Dragino PB01 LoRaWAN Push Button User Manual

PB01 — LoRaWAN Push Button User Manual
last modiﬁed by Xiaoling
on 2024/07/05 09:53

Contents hide

1 Introduction

2 Operation Mode

3 Conﬁgure PB01 via AT command or LoRaWAN downlink

4 Battery & How to replace

10 Documents / Resources

10.1 References

Introduction

1.1 What is PB01 LoRaWAN Push Button
PB01 LoRaWAN Push Button is a LoRaWAN wireless device with one push button. Once user push the button, PB01 will transfer the signal to IoT server via Long Range LoRaWAN wireless protocol. PB01 also senses the environment temperature & humidity and will also uplink these data to IoT Server.
PB01 supports 2 x AAA batteries and works for a long time up to several years*. User can replace the batteries easily after they are ﬁnished.
PB01 has a built-in speaker, it can pronouns diﬀerent sound when press button and get reply from server. The speaker can by disable if user want it.
PB01 is fully compatible with LoRaWAN v1.0.3 protocol, it can work with standard LoRaWAN gateway.
*Battery life depends how often to send data, please see battery analyzer.
1.2 Features

Wall Attachable.

LoRaWAN v1.0.3 Class A protocol.
1 x push button. Diﬀerent Color available.
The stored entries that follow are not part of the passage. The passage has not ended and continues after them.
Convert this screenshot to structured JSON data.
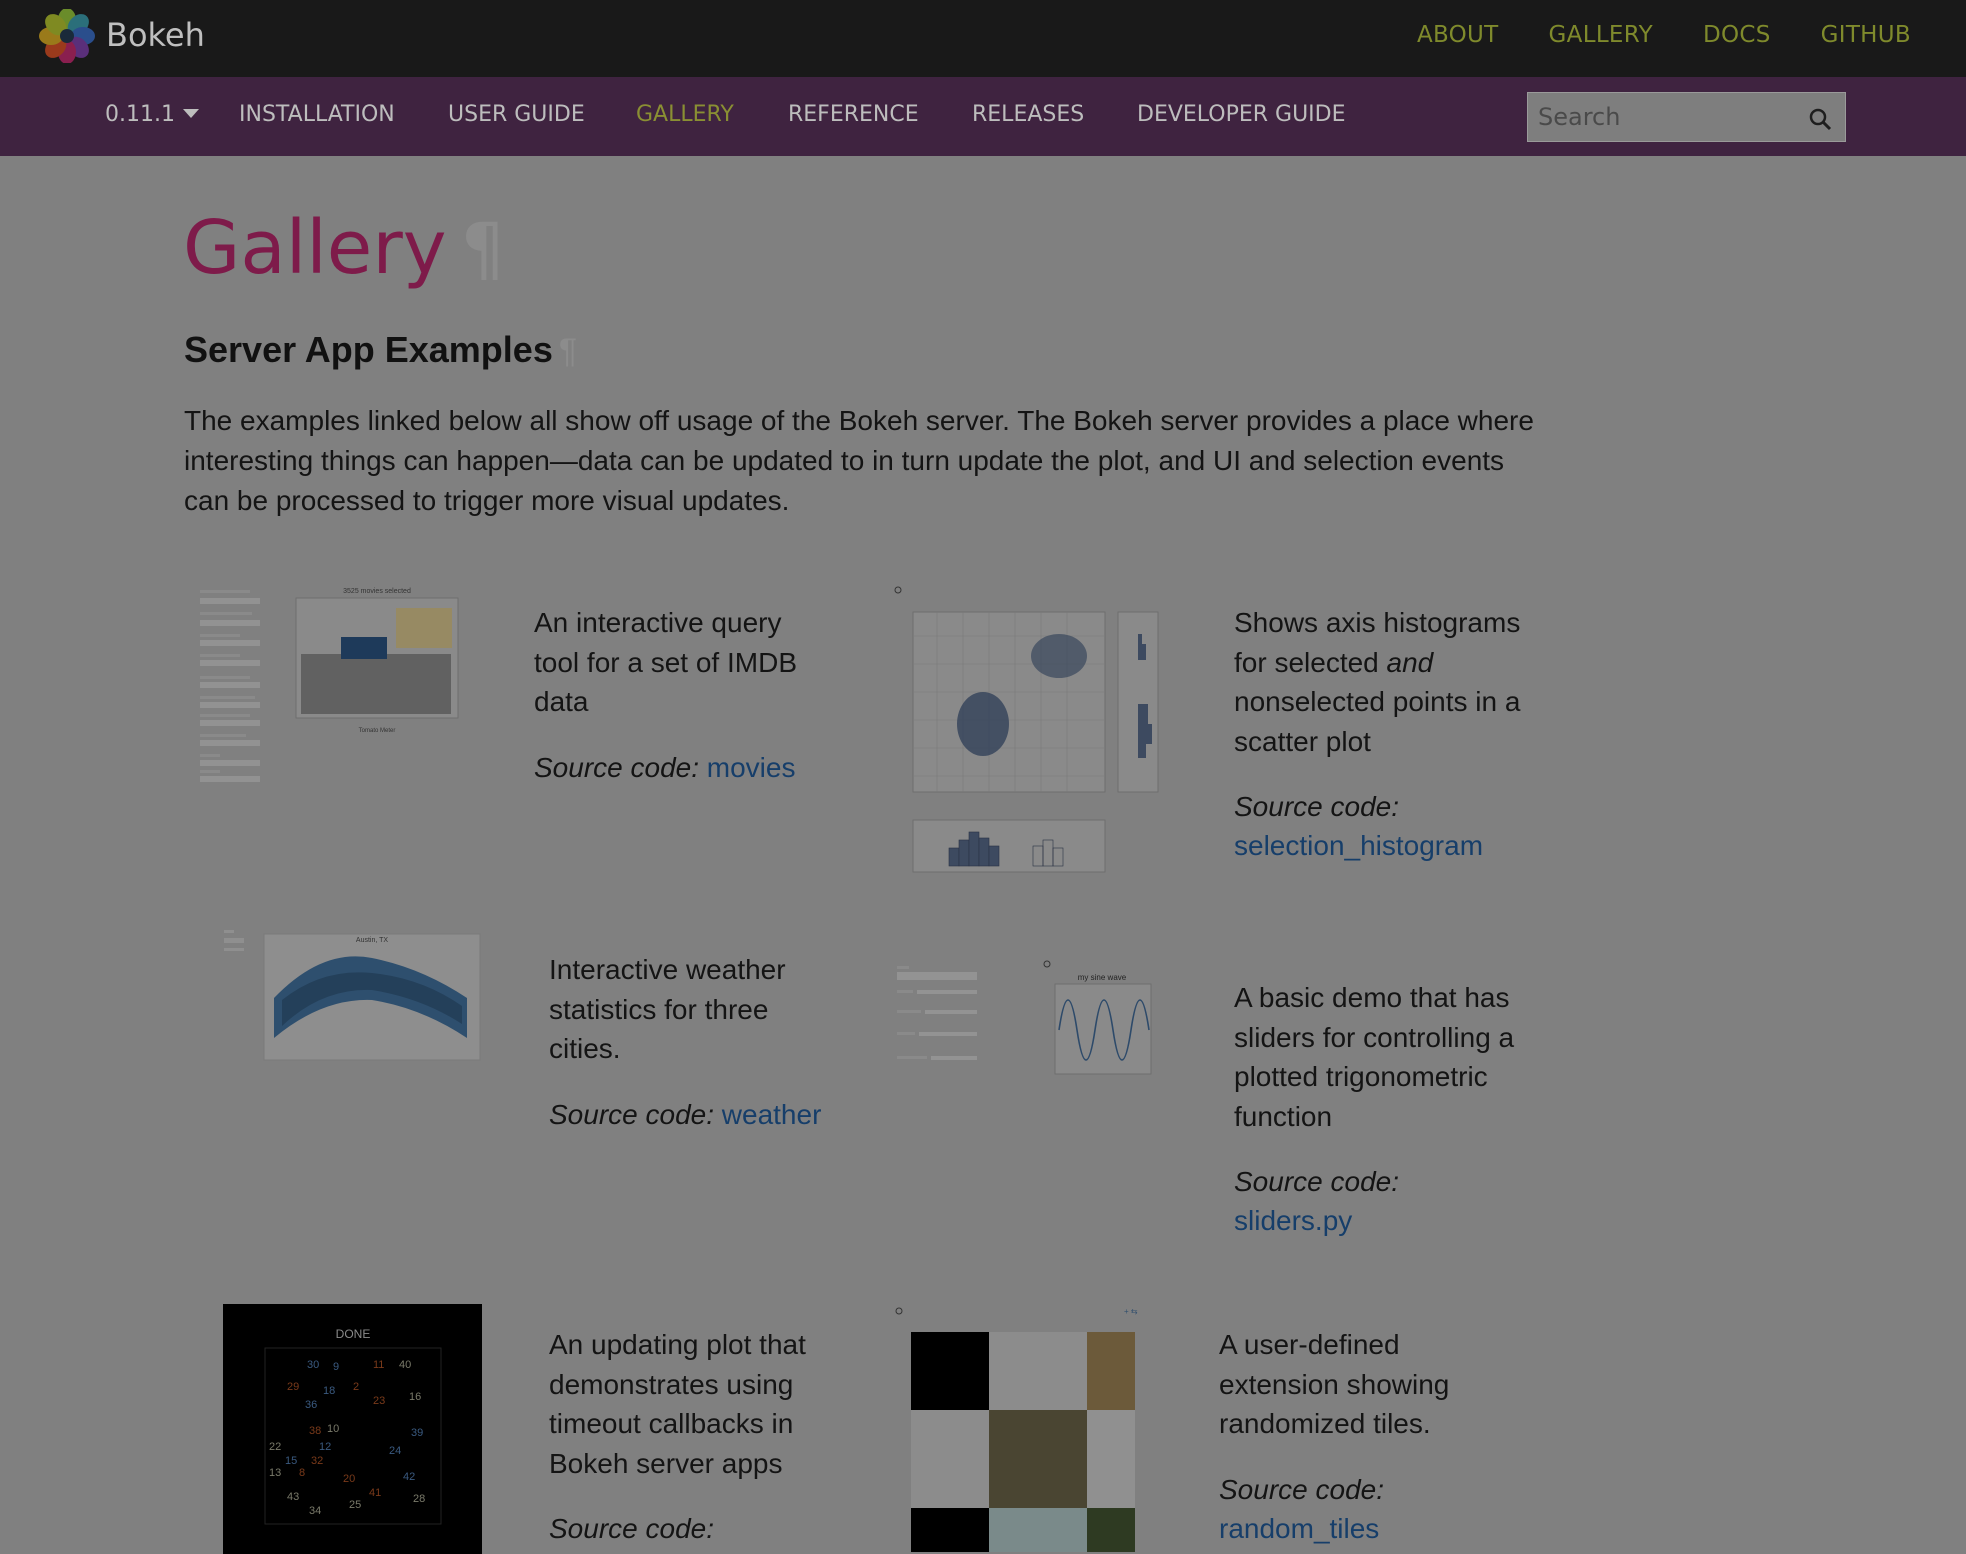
{
  "brand": "Bokeh",
  "topnav": [
    "ABOUT",
    "GALLERY",
    "DOCS",
    "GITHUB"
  ],
  "subnav": {
    "version": "0.11.1",
    "items": [
      "INSTALLATION",
      "USER GUIDE",
      "GALLERY",
      "REFERENCE",
      "RELEASES",
      "DEVELOPER GUIDE"
    ],
    "active": "GALLERY"
  },
  "search": {
    "placeholder": "Search"
  },
  "page": {
    "title": "Gallery",
    "pilcrow": "¶",
    "section_title": "Server App Examples",
    "intro": "The examples linked below all show off usage of the Bokeh server. The Bokeh server provides a place where interesting things can happen—data can be updated to in turn update the plot, and UI and selection events can be processed to trigger more visual updates."
  },
  "examples": [
    {
      "description": "An interactive query tool for a set of IMDB data",
      "source_label": "Source code:",
      "link": "movies",
      "thumb_title": "3525 movies selected"
    },
    {
      "description_parts": [
        "Shows axis histograms for selected ",
        "and",
        " nonselected points in a scatter plot"
      ],
      "source_label": "Source code:",
      "link": "selection_histogram"
    },
    {
      "description": "Interactive weather statistics for three cities.",
      "source_label": "Source code:",
      "link": "weather",
      "thumb_title": "Austin, TX"
    },
    {
      "description": "A basic demo that has sliders for controlling a plotted trigonometric function",
      "source_label": "Source code:",
      "link": "sliders.py",
      "thumb_title": "my sine wave"
    },
    {
      "description": "An updating plot that demonstrates using timeout callbacks in Bokeh server apps",
      "source_label": "Source code:",
      "thumb_title": "DONE"
    },
    {
      "description": "A user-defined extension showing randomized tiles.",
      "source_label": "Source code:",
      "link": "random_tiles"
    }
  ],
  "colors": {
    "topbar": "#191919",
    "subnav": "#3f2340",
    "title": "#7e1b4a",
    "link": "#163e6a",
    "nav_active": "#8a8f33"
  }
}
Built-in Temperature & Humidity sensor
Built-in speaker

Frequency Bands: CN470/EU433/KR920/US915/EU868/AS923/AU915
AT Commands to change parameters

Remote conﬁgure parameters via LoRaWAN Downlink
Firmware upgradable via program port

Support 2 x AAA LR03 batteries.
IP Rating: IP52

1.3 Speciﬁcation
Built-in Temperature Sensor:

Resolution: 0.01 °C

Accuracy Tolerance: Typ ±0.2 °C
Long Term Drift: < 0.03 °C/yr

Operating Range: -10 ~ 50 °C or -40 ~ 60 °C (depends on battery type, see FAQ)

Built-in Humidity Sensor:

Resolution: 0.01 %RH
Accuracy Tolerance: Typ ±1.8 %RH

Long Term Drift: < 0.2% RH/yr
Operating Range: 0 ~ 99.0 %RH(no Dew)

1.4 Power Consumption
PB01 : Idle: 5uA, Transmit: max 110mA
1.5 Storage & Operation Temperature
-10 ~ 50 °C or -40 ~ 60 °C (depends on battery type, see FAQ)
1.6 Applications

Smart Buildings & Home Automation

Logistics and Supply Chain Management
Smart Metering

Smart Agriculture
Smart Cities

Smart Factory

Operation Mode

2.1 How it work?
Each PB01 is shipped with a worldwide unique set of LoRaWAN OTAA keys. To use PB01 in a LoRaWAN network, user needs to input the OTAA keys in LoRaWAN network server. After this, if PB01 is under this LoRaWAN network coverage, PB01 can join the LoRaWAN network and start to transmit sensor data. The default period for each uplink is 20 minutes.
2.2 How to Activate PB01?

Open enclosure from below position.
Insert 2 x AAA LR03 batteries and the node is activated.
Under the above conditions, users can also reactivate the node by long pressing the ACT button.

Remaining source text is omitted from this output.